Episode 51 News: Oh, What a Tangled Web

Just a month after Facebook was rumored to be the buyer, Google announced this week that it closed the billion-dollar deal on the Waze traffic and social-mapping service. The addition of Waze to the Google portfolio is expected to make the traffic-tracking in Google Maps more powerful and also boost the company’s social-networking services.

Amazon, which has been testing its AmazonFresh delivery service around its hometown of Seattle, is now dropping off produce, meat and other supermarket staples to certain areas of Los Angeles. As a page on the site explains after a free 90-day trial, your $79 Amazon Prime membership gets automatically upgraded to an Amazon Prime Fresh membership, which costs $299 a year  AmazonFresh is expected to expand into San Francisco later this year and into at least 20 more cities in 2014.

Comcast is doing some expanding as well, adding 3,800 hotspots for its Xfinity Wi-Fi network around Washington, DC. The company is also using its Xfinity Internet subscribers to increase the reach of the Xfinity Wi-Fi network by having home users broadcast two network signals from their Comcast Xfinity Wireless Gateway router/modem combos — one for the private family network and one for the public wireless network. (Comcast is part of the Cable WiFi Alliance, a group of other cable companies that offer 150,000 WiFi hotspots for their customers to use outside the home.)

Another cable company, Time Warner, is probably not too thrilled with this, but the season finale of Game of Thrones set a new BitTorrent record, with 171,000 people sharing the episode and a million people downloading it in one day.

allseeingeyeThe uproar over that National Security Agency surveillance program that collects phone records and user data from social sites shows no signs of slowing down anytime soon. The Guardian promises more to come, but it’s not the only one revved up by the revelations.

Members of Congress are calling for investigations, the American Civil Liberties Union is filing a lawsuit, Google, Microsoft and Facebook have asked the government to let them share details of their involvement and Edward Snowden, (aka The Leaker) has been fired from his $122,000-a-year job based in Hawaii and is now fighting extradition from Hong Kong. This story has more legs than a centipede and it’s gonna be a long summer. (Need some summer reading? George Orwell’s 1984 and Franz Kafka’s The Trial are getting new attention.)

Sir Tim Berners-Lee, who invented the World Wide Web back in the 20th century, is not happy with the way his creation has been handled by corporations and world governments.
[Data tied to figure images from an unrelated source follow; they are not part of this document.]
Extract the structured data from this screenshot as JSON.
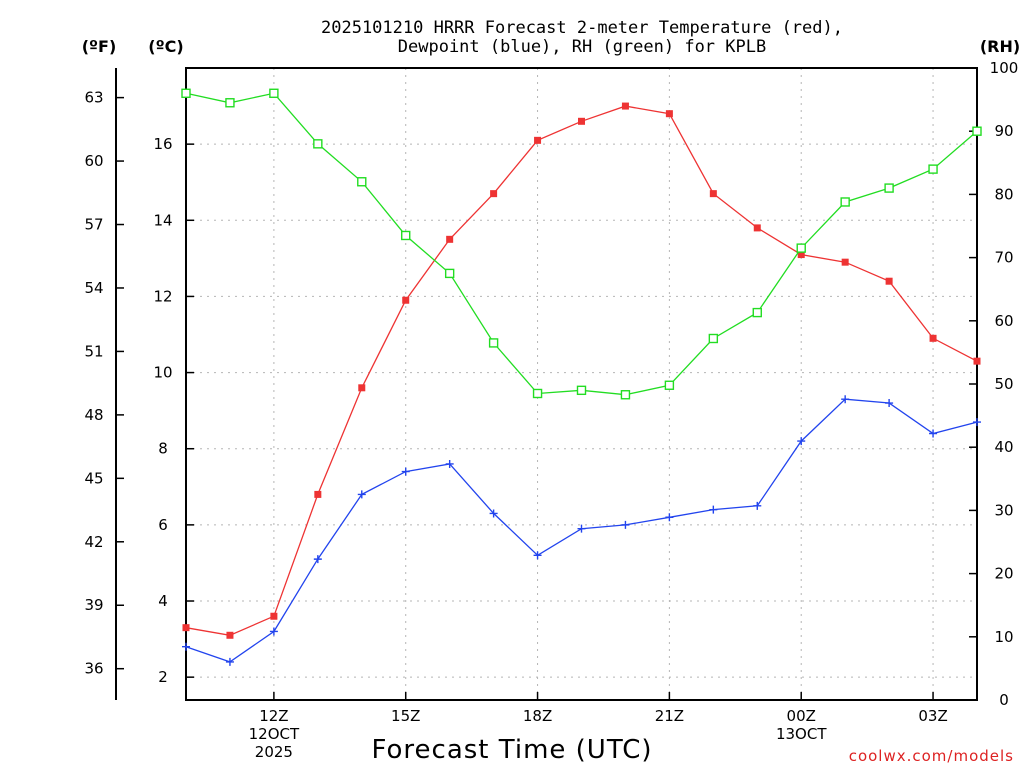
{
  "chart_data": {
    "type": "line",
    "title_line1": "2025101210 HRRR Forecast 2-meter Temperature (red),",
    "title_line2": "Dewpoint (blue), RH (green) for KPLB",
    "xlabel": "Forecast Time (UTC)",
    "credit": "coolwx.com/models",
    "unit_f": "(ºF)",
    "unit_c": "(ºC)",
    "unit_rh": "(RH)",
    "x_hours": [
      10,
      11,
      12,
      13,
      14,
      15,
      16,
      17,
      18,
      19,
      20,
      21,
      22,
      23,
      24,
      25,
      26,
      27,
      28
    ],
    "x_range": [
      10,
      28
    ],
    "x_ticks": [
      {
        "hour": 12,
        "lines": [
          "12Z",
          "12OCT",
          "2025"
        ]
      },
      {
        "hour": 15,
        "lines": [
          "15Z"
        ]
      },
      {
        "hour": 18,
        "lines": [
          "18Z"
        ]
      },
      {
        "hour": 21,
        "lines": [
          "21Z"
        ]
      },
      {
        "hour": 24,
        "lines": [
          "00Z",
          "13OCT"
        ]
      },
      {
        "hour": 27,
        "lines": [
          "03Z"
        ]
      }
    ],
    "celsius_range": [
      1.4,
      18.0
    ],
    "celsius_ticks": [
      "2",
      "4",
      "6",
      "8",
      "10",
      "12",
      "14",
      "16"
    ],
    "fahrenheit_ticks": [
      "36",
      "39",
      "42",
      "45",
      "48",
      "51",
      "54",
      "57",
      "60",
      "63"
    ],
    "rh_range": [
      0,
      100
    ],
    "rh_ticks": [
      "0",
      "10",
      "20",
      "30",
      "40",
      "50",
      "60",
      "70",
      "80",
      "90",
      "100"
    ],
    "series": [
      {
        "name": "2-meter Temperature",
        "axis": "celsius",
        "color": "#ee3333",
        "marker": "filled-square",
        "values": [
          3.3,
          3.1,
          3.6,
          6.8,
          9.6,
          11.9,
          13.5,
          14.7,
          16.1,
          16.6,
          17.0,
          16.8,
          14.7,
          13.8,
          13.1,
          12.9,
          12.4,
          10.9,
          10.3
        ]
      },
      {
        "name": "Dewpoint",
        "axis": "celsius",
        "color": "#2244ee",
        "marker": "plus",
        "values": [
          2.8,
          2.4,
          3.2,
          5.1,
          6.8,
          7.4,
          7.6,
          6.3,
          5.2,
          5.9,
          6.0,
          6.2,
          6.4,
          6.5,
          8.2,
          9.3,
          9.2,
          8.4,
          8.7
        ]
      },
      {
        "name": "RH",
        "axis": "rh",
        "color": "#22dd22",
        "marker": "open-square",
        "values": [
          96,
          94.5,
          96,
          88,
          82,
          73.5,
          67.5,
          56.5,
          48.5,
          49,
          48.3,
          49.8,
          57.2,
          61.3,
          71.5,
          78.8,
          81,
          84,
          90
        ]
      }
    ]
  }
}
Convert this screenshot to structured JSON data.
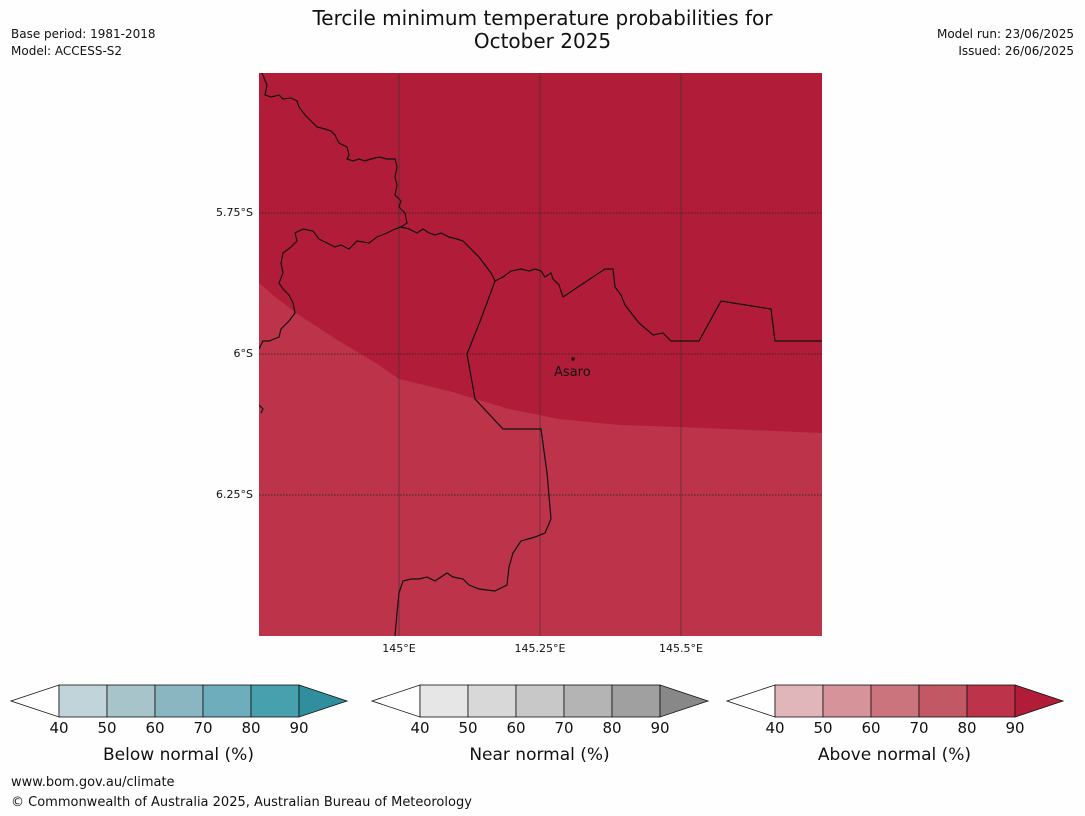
{
  "title_line1": "Tercile minimum temperature probabilities for",
  "title_line2": "October 2025",
  "base_period": "Base period: 1981-2018",
  "model": "Model: ACCESS-S2",
  "model_run": "Model run: 23/06/2025",
  "issued": "Issued: 26/06/2025",
  "map": {
    "lat_labels": [
      "5.75°S",
      "6°S",
      "6.25°S"
    ],
    "lon_labels": [
      "145°E",
      "145.25°E",
      "145.5°E"
    ],
    "place_label": "Asaro",
    "colors": {
      "above_90": "#b11d39",
      "above_80": "#bc334a"
    }
  },
  "legends": [
    {
      "title": "Below normal (%)",
      "ticks": [
        "40",
        "50",
        "60",
        "70",
        "80",
        "90"
      ],
      "colors": [
        "#c0d4da",
        "#a6c4ca",
        "#8ab6c1",
        "#6eadbb",
        "#47a0ae",
        "#2f8f9e"
      ]
    },
    {
      "title": "Near normal (%)",
      "ticks": [
        "40",
        "50",
        "60",
        "70",
        "80",
        "90"
      ],
      "colors": [
        "#e6e6e6",
        "#d8d8d8",
        "#c8c8c8",
        "#b4b4b4",
        "#a0a0a0",
        "#888888"
      ]
    },
    {
      "title": "Above normal (%)",
      "ticks": [
        "40",
        "50",
        "60",
        "70",
        "80",
        "90"
      ],
      "colors": [
        "#e1b6ba",
        "#d7939a",
        "#cc747d",
        "#c35865",
        "#bc334a",
        "#b11d39"
      ]
    }
  ],
  "footer_url": "www.bom.gov.au/climate",
  "footer_copyright": "© Commonwealth of Australia 2025, Australian Bureau of Meteorology"
}
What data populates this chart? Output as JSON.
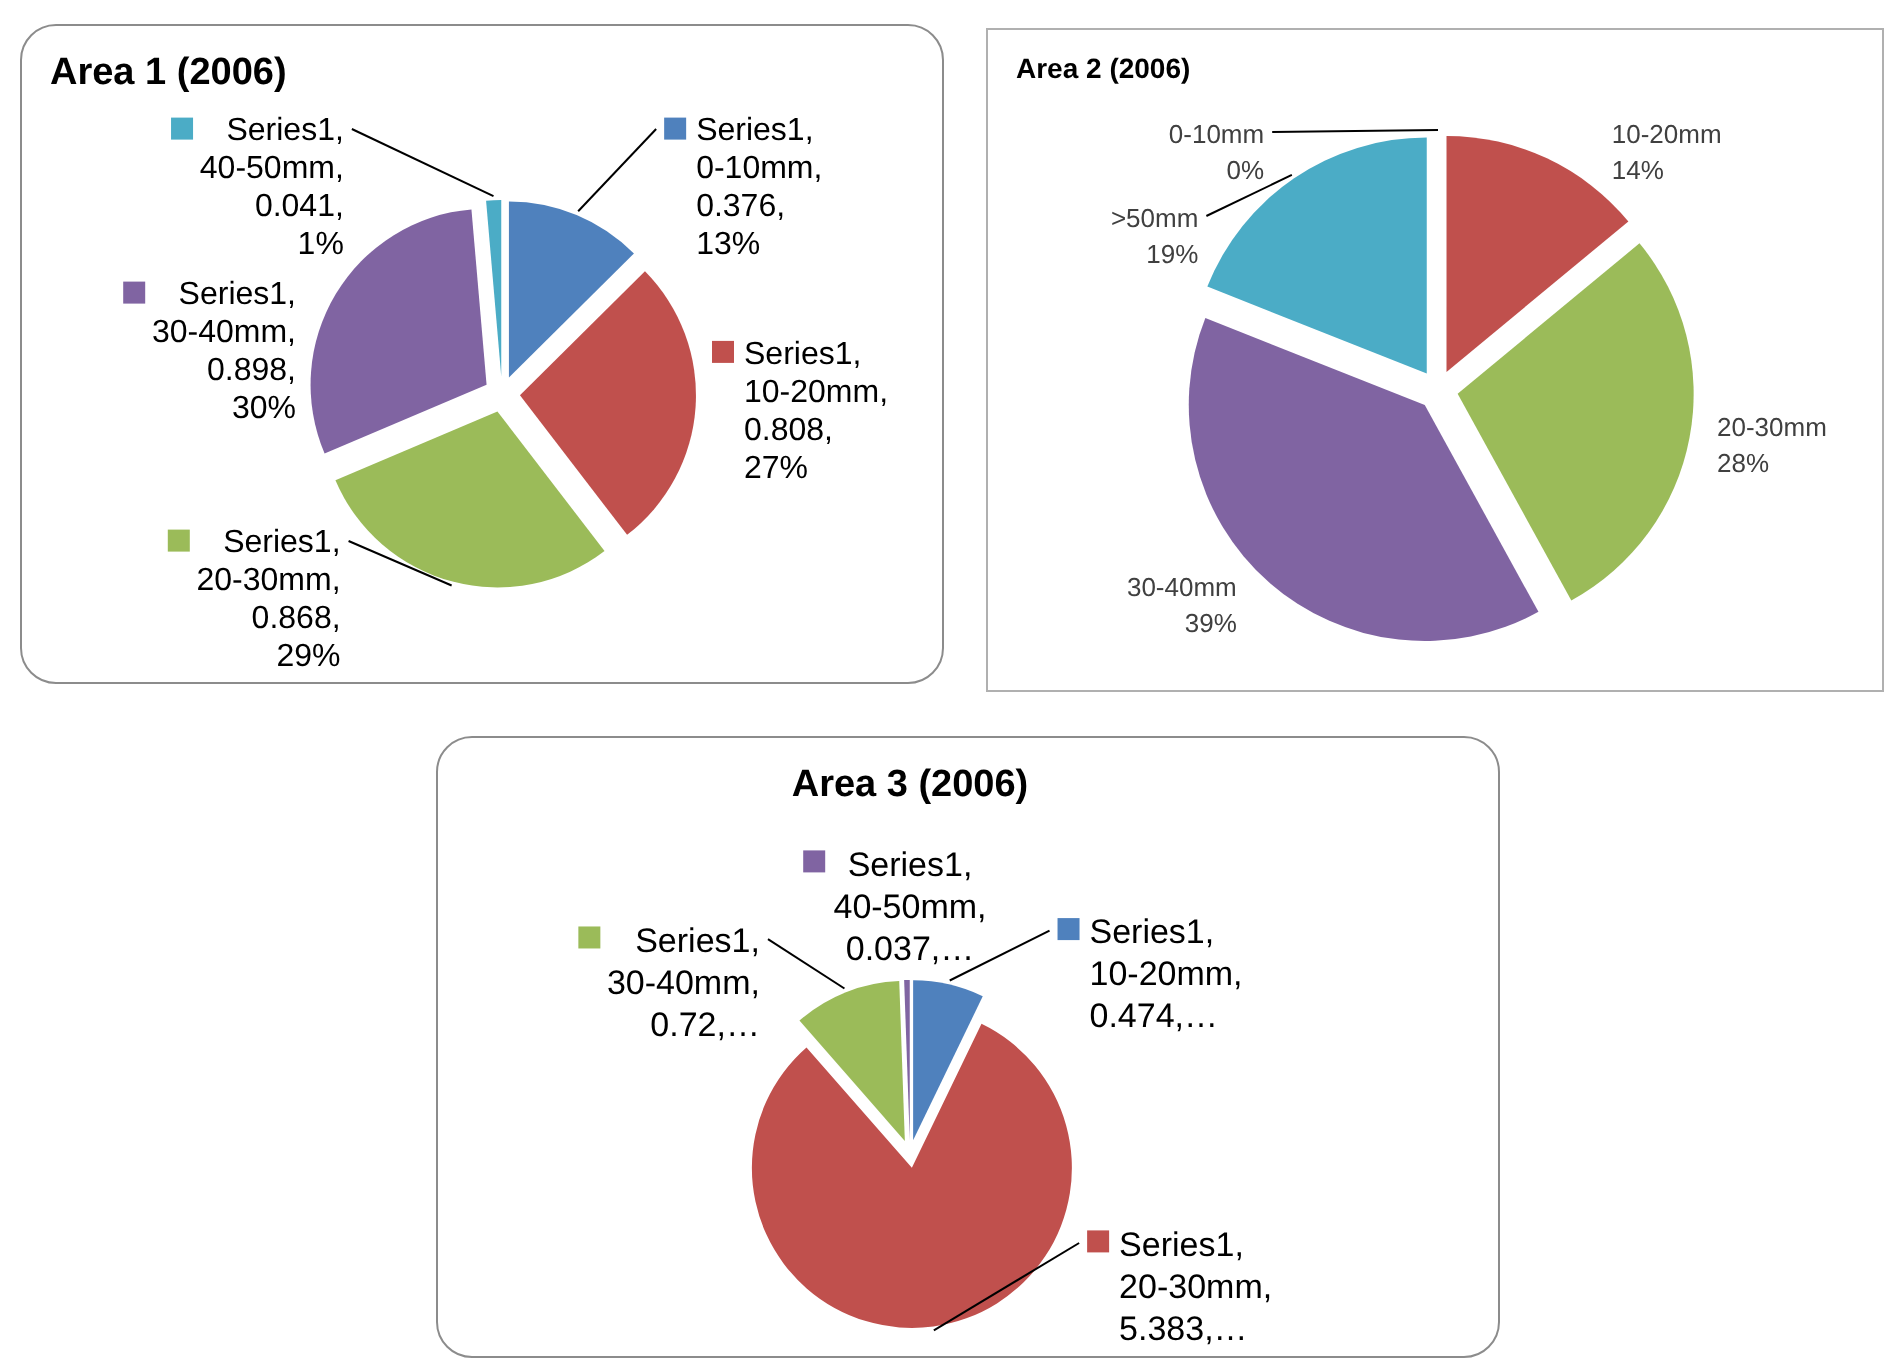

As reported by the Daily Telegraph in London, Sir Tim also said in a recent speech that “companies and governments in different places all over the world trying to take control of the Internet in different ways” and that net neutrality should be protected.

While the Web opened to the general population on April 30, 1993, Mr, Berners-Lee had been working on it since 1990 at CERN, using one of the NeXT computers (the black boxes Steve Jobs was involved with between his two separate stints at Apple). Now, researchers are trying to locate an original version of his very first Web page. Professor Paul Jones at the University of North Carolina Chapel Hill, heard the team was looking for it and produced a copy of the page from 1991 that he’d had all along. Professor Jones, who also had a NeXT computer, worked with Berners-Lee when he was town. Although Jones copied the first Web page off the NeXT computer at one point, he thinks the old machine may hold other ancient Web artifacts — but he can’t remember the password. Raiders of the Lost NeXT, anyone?